The boy mumbled to himself for a while, then turned to look at me as if he’d made up his mind on something.

“Can you take me with you?” he asked.


“Having a guide to the Holy City would be useful. It would take a week to get there if you traveled by the main road, but only about half the time if you took shortcuts. I do odd jobs for all sorts of people, so I’ve been all over the country. I can serve you well. My place is actually close to the Holy City. I want to go home, but there are bandits and wild dogs out there. I don’t have any money, but I can do a lot of things! Please take me with you!”

Zero and I exchanged glances. The witch simply gave a shrug, which I took as “you decide.”

We were going to Akdios anyway. Doing chores and leading the way would be enough in exchange for protecting a lone child. If we ran into bandits, I could easily carry the two of them and run away.

“Fine,” I finally said.

“Really?” The boy’s freckled face lit up. “Thank you! My name’s Tio. You can also call me Theo.” He flashed a bright smile. Though one of his front teeth was missing.

The way he spoke and his cheerful spirit gave a strange feeling of affinity to others.

“So, um… What should I call you two?” he asked.

“You may call me Zero.”

“I see. What about you, gramps?”

Before I could introduce myself, I shut my mouth quickly.

“I will bind you to me through your name and make you mine, and mine alone, forever. Now give me your name!”

I had never forgotten Zero’s threat. If she learned my name, she would turn me into her servant. A Beastfallen that served a witch. It had a sinister ring to it. The designation alone could rock the whole world.

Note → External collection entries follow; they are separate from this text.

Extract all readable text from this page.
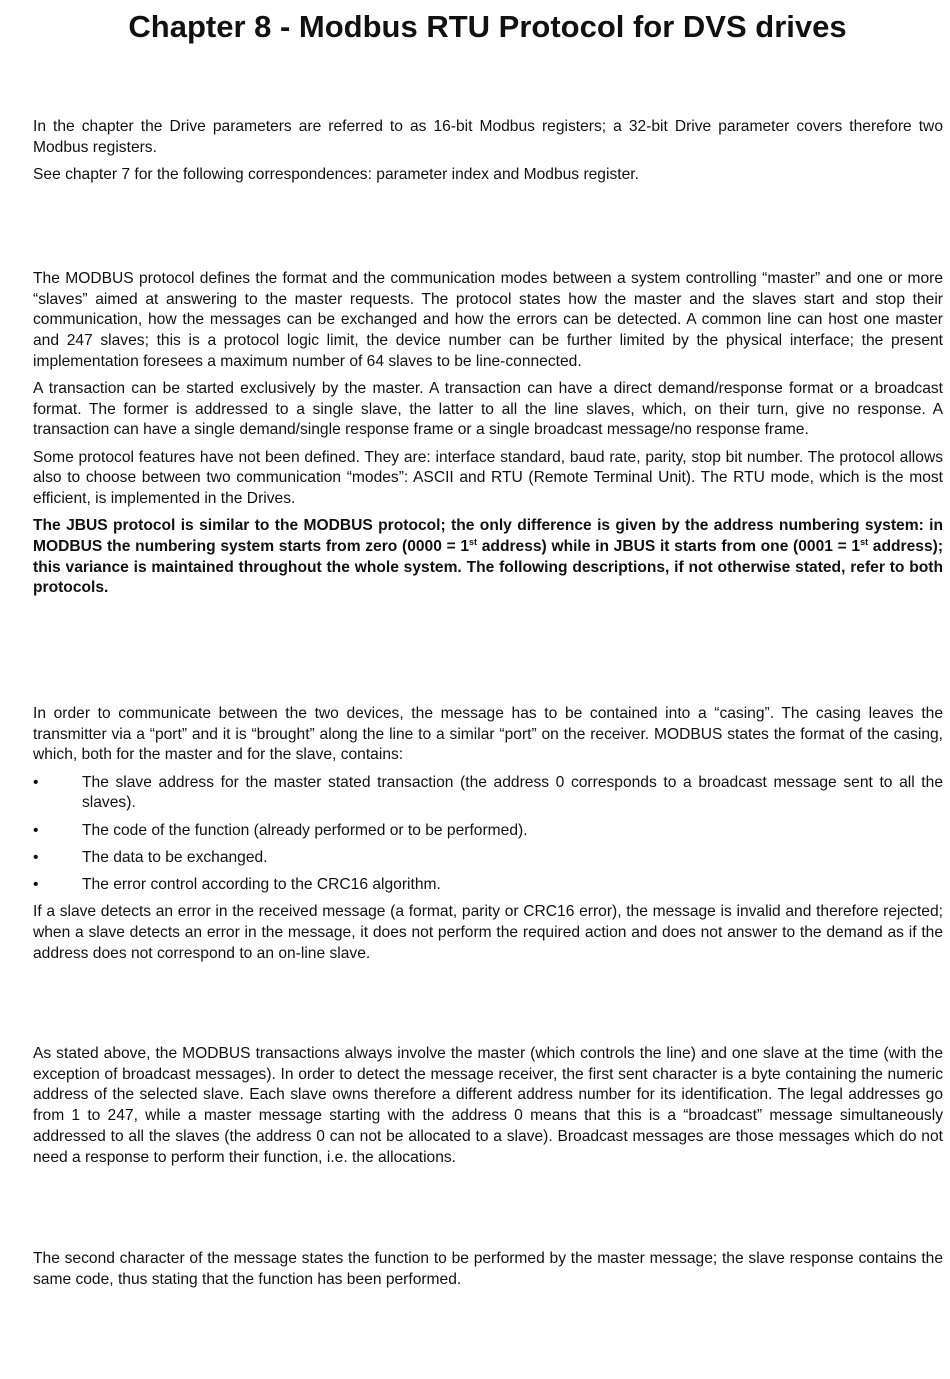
Chapter 8 - Modbus RTU Protocol for DVS drives

In the chapter the Drive parameters are referred to as 16-bit Modbus registers; a 32-bit Drive parameter covers therefore two Modbus registers.

See chapter 7 for the following correspondences: parameter index and Modbus register.

The MODBUS protocol defines the format and the communication modes between a system controlling “master” and one or more “slaves” aimed at answering to the master requests. The protocol states how the master and the slaves start and stop their communication, how the messages can be exchanged and how the errors can be detected. A common line can host one master and 247 slaves; this is a protocol logic limit, the device number can be further limited by the physical interface; the present implementation foresees a maximum number of 64 slaves to be line-connected.

A transaction can be started exclusively by the master. A transaction can have a direct demand/response format or a broadcast format. The former is addressed to a single slave, the latter to all the line slaves, which, on their turn, give no response. A transaction can have a single demand/single response frame or a single broadcast message/no response frame.

Some protocol features have not been defined. They are: interface standard, baud rate, parity, stop bit number. The protocol allows also to choose between two communication “modes”: ASCII and RTU (Remote Terminal Unit). The RTU mode, which is the most efficient, is implemented in the Drives.

The JBUS protocol is similar to the MODBUS protocol; the only difference is given by the address numbering system: in MODBUS the numbering system starts from zero (0000 = 1st address) while in JBUS it starts from one (0001 = 1st address); this variance is maintained throughout the whole system. The following descriptions, if not otherwise stated, refer to both protocols.

In order to communicate between the two devices, the message has to be contained into a “casing”. The casing leaves the transmitter via a “port” and it is “brought” along the line to a similar “port” on the receiver. MODBUS states the format of the casing, which, both for the master and for the slave, contains:

•	The slave address for the master stated transaction (the address 0 corresponds to a broadcast message sent to all the slaves).
•	The code of the function (already performed or to be performed).
•	The data to be exchanged.
•	The error control according to the CRC16 algorithm.

If a slave detects an error in the received message (a format, parity or CRC16 error), the message is invalid and therefore rejected; when a slave detects an error in the message, it does not perform the required action and does not answer to the demand as if the address does not correspond to an on-line slave.

As stated above, the MODBUS transactions always involve the master (which controls the line) and one slave at the time (with the exception of broadcast messages). In order to detect the message receiver, the first sent character is a byte containing the numeric address of the selected slave. Each slave owns therefore a different address number for its identification. The legal addresses go from 1 to 247, while a master message starting with the address 0 means that this is a “broadcast” message simultaneously addressed to all the slaves (the address 0 can not be allocated to a slave). Broadcast messages are those messages which do not need a response to perform their function, i.e. the allocations.

The second character of the message states the function to be performed by the master message; the slave response contains the same code, thus stating that the function has been performed.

I sure as hell don’t want that. Absolutely not. I had made up my mind that once I became human, I would retreat to the countryside and spend my days in peace and quiet.

“For various reasons, I can’t tell you my name,” I said. “Call me whatever you like.”

Theo regarded me curiously. “Okay, then. It’s nice to meet you, Zero, Gramps!”

So it’s gonna be Gramps in the end, huh? At least call me big bro, or something. Nah, never mind. There’s no point.

Covering my eyes with a hand, I quietly shed a tear in my heart.